Harnessing scalability, adaptability, and efficiency of biological neural networks through flexible brain-computer interfaces

Jia Liu, Assistant Professor of Bioengineering; Na Li, Winokur Family Professor of Electrical Engineering and Applied Mathematics; and Petros Koumoutsakos, Herbert S. Winokur, Jr. Professor of Computing in Science and Engineering at the Harvard John A. Paulson School of Engineering and Applied Sciences (SEAS), have been awarded an Emerging Frontiers in Research and Innovation (EFRI) grant from the National Science Foundation. The $2 million grant will support research into developing a bio-symbiotic system that mimics the scalability, adaptability, and efficiency of biological neural networks capable of performing long-term, complex computational tasks.

The research is a collaboration between SEAS, the Wyss Institute for Biologically Inspired Engineering at Harvard University, and the University of Texas at Austin.

The grant is part of the Emerging Frontiers in Research and Innovation (EFRI): Biocomputing through EnGINeering Organoid Intelligence program, which supports research and development of organoid intelligence systems and biocomputing research.

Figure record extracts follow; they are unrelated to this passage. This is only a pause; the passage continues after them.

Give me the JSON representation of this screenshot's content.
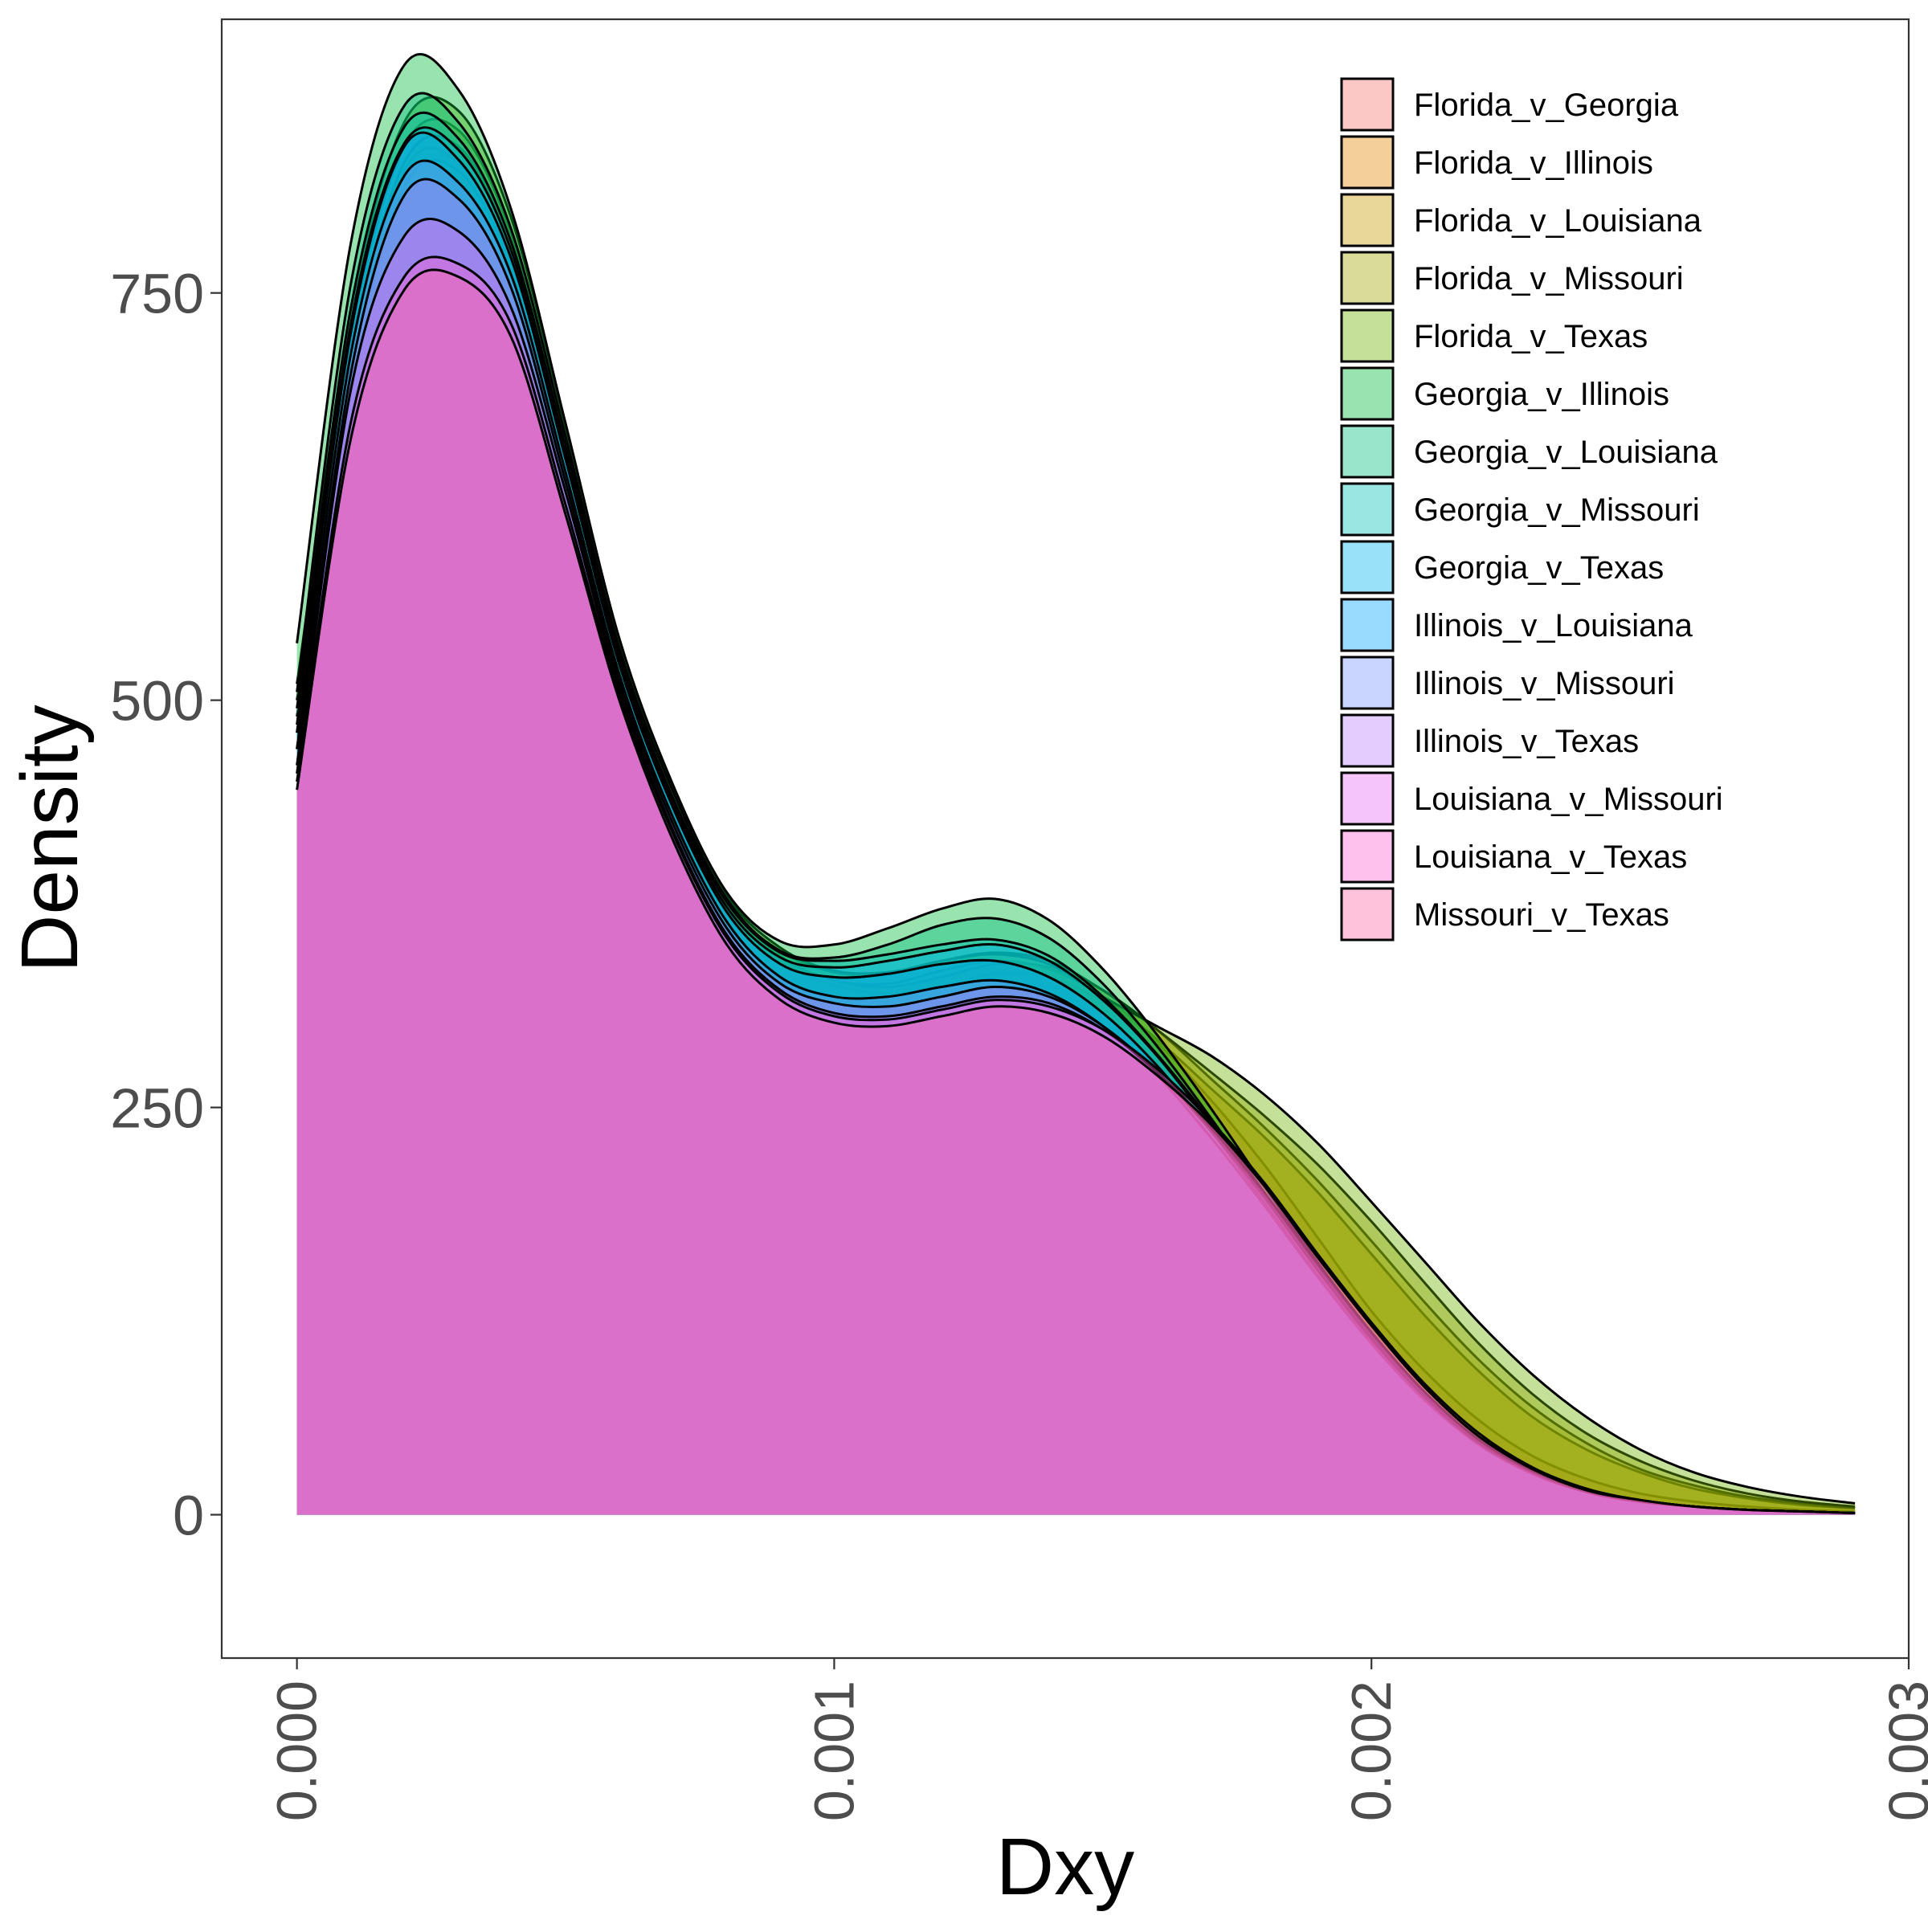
{
  "chart_data": {
    "type": "area",
    "subtype": "overlapping density",
    "xlabel": "Dxy",
    "ylabel": "Density",
    "xlim": [
      -0.00014,
      0.003
    ],
    "ylim": [
      -88,
      918
    ],
    "x_ticks": [
      "0.000",
      "0.001",
      "0.002",
      "0.003"
    ],
    "y_ticks": [
      "0",
      "250",
      "500",
      "750"
    ],
    "grid": false,
    "legend_position": "top-right",
    "fill_alpha": 0.4,
    "x": [
      0.0,
      0.0001,
      0.0002,
      0.0003,
      0.0004,
      0.0005,
      0.0006,
      0.0007,
      0.0008,
      0.0009,
      0.001,
      0.0011,
      0.0012,
      0.0013,
      0.0014,
      0.0015,
      0.0016,
      0.0017,
      0.0018,
      0.0019,
      0.002,
      0.0021,
      0.0022,
      0.0023,
      0.0024,
      0.0025,
      0.0026,
      0.0027,
      0.0028,
      0.0029
    ],
    "series": [
      {
        "name": "Florida_v_Georgia",
        "color": "#F8766D",
        "values": [
          480,
          700,
          825,
          830,
          770,
          650,
          520,
          430,
          370,
          340,
          325,
          320,
          325,
          332,
          330,
          315,
          290,
          255,
          215,
          170,
          125,
          88,
          58,
          36,
          22,
          13,
          8,
          5,
          3,
          2
        ]
      },
      {
        "name": "Florida_v_Illinois",
        "color": "#E58700",
        "values": [
          500,
          720,
          840,
          850,
          785,
          660,
          530,
          440,
          375,
          343,
          328,
          326,
          334,
          340,
          335,
          318,
          292,
          262,
          232,
          198,
          160,
          122,
          88,
          60,
          40,
          26,
          16,
          10,
          6,
          4
        ]
      },
      {
        "name": "Florida_v_Louisiana",
        "color": "#C99800",
        "values": [
          470,
          690,
          815,
          825,
          765,
          648,
          520,
          432,
          372,
          342,
          328,
          324,
          330,
          338,
          336,
          322,
          298,
          268,
          238,
          205,
          168,
          130,
          95,
          66,
          44,
          28,
          18,
          11,
          7,
          4
        ]
      },
      {
        "name": "Florida_v_Missouri",
        "color": "#A3A500",
        "values": [
          490,
          710,
          830,
          840,
          778,
          655,
          526,
          438,
          376,
          346,
          333,
          332,
          340,
          345,
          340,
          322,
          298,
          272,
          245,
          215,
          180,
          142,
          105,
          74,
          50,
          33,
          21,
          13,
          8,
          5
        ]
      },
      {
        "name": "Florida_v_Texas",
        "color": "#6BB100",
        "values": [
          510,
          735,
          855,
          862,
          795,
          668,
          536,
          446,
          380,
          348,
          334,
          333,
          340,
          344,
          338,
          318,
          300,
          282,
          258,
          228,
          192,
          155,
          118,
          86,
          60,
          40,
          26,
          17,
          11,
          7
        ]
      },
      {
        "name": "Georgia_v_Illinois",
        "color": "#00BA38",
        "values": [
          535,
          780,
          890,
          875,
          800,
          670,
          538,
          448,
          382,
          352,
          350,
          360,
          372,
          378,
          365,
          335,
          295,
          250,
          202,
          155,
          112,
          75,
          46,
          27,
          15,
          9,
          5,
          3,
          2,
          1
        ]
      },
      {
        "name": "Georgia_v_Louisiana",
        "color": "#00BF7D",
        "values": [
          505,
          755,
          865,
          855,
          788,
          662,
          532,
          444,
          378,
          346,
          342,
          350,
          362,
          366,
          354,
          326,
          288,
          244,
          198,
          152,
          110,
          74,
          46,
          27,
          15,
          9,
          5,
          3,
          2,
          1
        ]
      },
      {
        "name": "Georgia_v_Missouri",
        "color": "#00C0B8",
        "values": [
          495,
          740,
          852,
          845,
          780,
          656,
          528,
          440,
          376,
          345,
          340,
          344,
          350,
          353,
          343,
          318,
          283,
          242,
          197,
          152,
          110,
          74,
          46,
          27,
          15,
          9,
          5,
          3,
          2,
          1
        ]
      },
      {
        "name": "Georgia_v_Texas",
        "color": "#00B4EF",
        "values": [
          485,
          730,
          842,
          838,
          775,
          652,
          525,
          437,
          373,
          342,
          336,
          340,
          346,
          350,
          340,
          316,
          282,
          240,
          195,
          150,
          108,
          72,
          45,
          26,
          14,
          8,
          5,
          3,
          2,
          1
        ]
      },
      {
        "name": "Illinois_v_Louisiana",
        "color": "#00A5FF",
        "values": [
          480,
          725,
          840,
          832,
          770,
          648,
          522,
          434,
          370,
          338,
          330,
          332,
          338,
          340,
          330,
          308,
          276,
          236,
          192,
          147,
          106,
          71,
          44,
          26,
          14,
          8,
          5,
          3,
          2,
          1
        ]
      },
      {
        "name": "Illinois_v_Missouri",
        "color": "#7997FF",
        "values": [
          470,
          712,
          822,
          818,
          760,
          640,
          516,
          428,
          364,
          330,
          318,
          318,
          324,
          328,
          320,
          300,
          270,
          232,
          190,
          146,
          105,
          70,
          43,
          25,
          14,
          8,
          5,
          3,
          2,
          1
        ]
      },
      {
        "name": "Illinois_v_Texas",
        "color": "#BF80FF",
        "values": [
          460,
          700,
          810,
          808,
          752,
          634,
          512,
          424,
          360,
          326,
          314,
          312,
          318,
          324,
          318,
          300,
          272,
          236,
          195,
          150,
          108,
          72,
          44,
          26,
          14,
          8,
          5,
          3,
          2,
          1
        ]
      },
      {
        "name": "Louisiana_v_Missouri",
        "color": "#E76BF3",
        "values": [
          455,
          690,
          785,
          788,
          740,
          628,
          508,
          420,
          356,
          322,
          308,
          306,
          312,
          318,
          314,
          298,
          272,
          238,
          198,
          154,
          112,
          75,
          46,
          27,
          15,
          9,
          5,
          3,
          2,
          1
        ]
      },
      {
        "name": "Louisiana_v_Texas",
        "color": "#FD61D1",
        "values": [
          450,
          670,
          760,
          768,
          730,
          620,
          504,
          418,
          354,
          320,
          306,
          304,
          310,
          316,
          312,
          298,
          274,
          242,
          204,
          160,
          118,
          80,
          50,
          29,
          16,
          9,
          5,
          3,
          2,
          1
        ]
      },
      {
        "name": "Missouri_v_Texas",
        "color": "#FF67A4",
        "values": [
          445,
          660,
          752,
          760,
          722,
          614,
          500,
          414,
          350,
          316,
          302,
          300,
          306,
          312,
          308,
          294,
          270,
          240,
          202,
          158,
          116,
          78,
          48,
          28,
          15,
          9,
          5,
          3,
          2,
          1
        ]
      }
    ]
  }
}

At SEAS, Liu’s group brings together researchers from a range of disciplines to develop advanced bioelectronics that integrate nanoelectronics, soft electronics, genetic and genomic engineering, and machine learning to interface with biological systems. Previously, Liu’s group demonstrated the integration of brain organoids with soft and flexible electronics as cyborg organoids for recording and controlling brain organoid development. With the EFRI grant, Liu and his team will test the cyborg brain organoid’s ability to perform computational tasks, with the goal of inspiring new AI algorithms, enhancing data processing efficiency, and advancing machine learning beyond current capabilities.

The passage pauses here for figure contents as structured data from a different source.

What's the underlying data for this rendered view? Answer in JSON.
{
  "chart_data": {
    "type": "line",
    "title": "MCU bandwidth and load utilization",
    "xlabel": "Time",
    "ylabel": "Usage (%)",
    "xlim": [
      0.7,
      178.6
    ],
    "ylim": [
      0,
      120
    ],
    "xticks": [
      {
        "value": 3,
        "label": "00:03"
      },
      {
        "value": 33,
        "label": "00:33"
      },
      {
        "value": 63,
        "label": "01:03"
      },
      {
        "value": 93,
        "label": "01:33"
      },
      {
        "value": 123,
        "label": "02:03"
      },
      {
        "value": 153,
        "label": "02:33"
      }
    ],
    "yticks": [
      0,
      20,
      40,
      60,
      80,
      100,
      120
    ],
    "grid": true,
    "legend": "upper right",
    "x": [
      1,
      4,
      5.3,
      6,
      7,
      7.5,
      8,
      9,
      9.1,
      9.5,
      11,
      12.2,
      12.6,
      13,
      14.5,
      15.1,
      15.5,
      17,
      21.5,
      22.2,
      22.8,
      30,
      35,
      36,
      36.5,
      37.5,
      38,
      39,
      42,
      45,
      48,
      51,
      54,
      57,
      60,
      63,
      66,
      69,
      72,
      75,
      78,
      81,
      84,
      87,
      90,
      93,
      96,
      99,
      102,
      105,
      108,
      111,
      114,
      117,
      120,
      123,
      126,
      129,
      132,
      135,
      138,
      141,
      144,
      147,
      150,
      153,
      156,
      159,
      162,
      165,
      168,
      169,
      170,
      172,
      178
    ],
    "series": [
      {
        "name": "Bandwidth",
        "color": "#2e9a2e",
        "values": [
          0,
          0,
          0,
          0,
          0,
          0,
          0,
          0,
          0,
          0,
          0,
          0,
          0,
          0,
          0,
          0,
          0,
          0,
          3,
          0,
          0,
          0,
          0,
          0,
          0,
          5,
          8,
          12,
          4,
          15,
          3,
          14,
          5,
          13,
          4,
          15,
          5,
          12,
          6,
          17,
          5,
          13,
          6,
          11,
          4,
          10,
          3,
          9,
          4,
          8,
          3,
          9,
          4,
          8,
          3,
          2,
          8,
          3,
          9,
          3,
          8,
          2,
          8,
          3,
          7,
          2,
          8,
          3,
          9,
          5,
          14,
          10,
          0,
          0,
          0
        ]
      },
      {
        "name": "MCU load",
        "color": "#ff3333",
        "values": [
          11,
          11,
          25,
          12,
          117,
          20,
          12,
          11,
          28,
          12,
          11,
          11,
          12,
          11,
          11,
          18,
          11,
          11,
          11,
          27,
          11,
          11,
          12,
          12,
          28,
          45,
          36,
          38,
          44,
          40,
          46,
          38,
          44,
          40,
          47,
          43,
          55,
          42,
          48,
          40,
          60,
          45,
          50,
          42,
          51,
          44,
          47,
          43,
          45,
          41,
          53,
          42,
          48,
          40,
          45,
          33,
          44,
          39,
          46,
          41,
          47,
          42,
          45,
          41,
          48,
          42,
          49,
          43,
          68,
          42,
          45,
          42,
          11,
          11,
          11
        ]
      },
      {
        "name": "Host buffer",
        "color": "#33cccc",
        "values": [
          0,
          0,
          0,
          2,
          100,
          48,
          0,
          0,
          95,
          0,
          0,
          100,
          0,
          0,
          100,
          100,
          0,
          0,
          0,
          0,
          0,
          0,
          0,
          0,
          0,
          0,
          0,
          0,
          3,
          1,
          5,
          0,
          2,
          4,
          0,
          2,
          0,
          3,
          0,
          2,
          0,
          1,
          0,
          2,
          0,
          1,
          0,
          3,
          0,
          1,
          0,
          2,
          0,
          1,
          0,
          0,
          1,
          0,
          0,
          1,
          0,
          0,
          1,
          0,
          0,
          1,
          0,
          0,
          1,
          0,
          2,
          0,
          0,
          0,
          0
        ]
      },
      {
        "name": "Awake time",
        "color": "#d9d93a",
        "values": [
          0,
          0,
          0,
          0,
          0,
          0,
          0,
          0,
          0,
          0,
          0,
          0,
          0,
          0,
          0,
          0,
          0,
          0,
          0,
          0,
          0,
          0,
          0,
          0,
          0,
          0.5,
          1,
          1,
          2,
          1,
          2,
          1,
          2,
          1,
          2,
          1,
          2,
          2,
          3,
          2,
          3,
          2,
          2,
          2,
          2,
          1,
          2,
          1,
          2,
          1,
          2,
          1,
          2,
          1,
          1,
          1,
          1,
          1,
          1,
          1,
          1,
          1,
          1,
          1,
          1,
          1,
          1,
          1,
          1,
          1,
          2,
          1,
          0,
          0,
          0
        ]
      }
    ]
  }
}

“Current artificial intelligence and machine learning technologies do not match the adaptability and efficiency of biological systems,” said Liu. “Our goal is to develop a seamlessly integrated biological and electronics system for long-term 3D neural network computing, truly merging nature and machine intelligence together."

"NSF's investment will lead to biological computing with superior power and efficiency by harnessing the mechanisms behind complex biological behavior for smart systems," said Susan Margulies, NSF Assistant Director for Engineering. "Advances in biocomputing will open new opportunities for artificial intelligence, biotechnology, and more sustainable computing."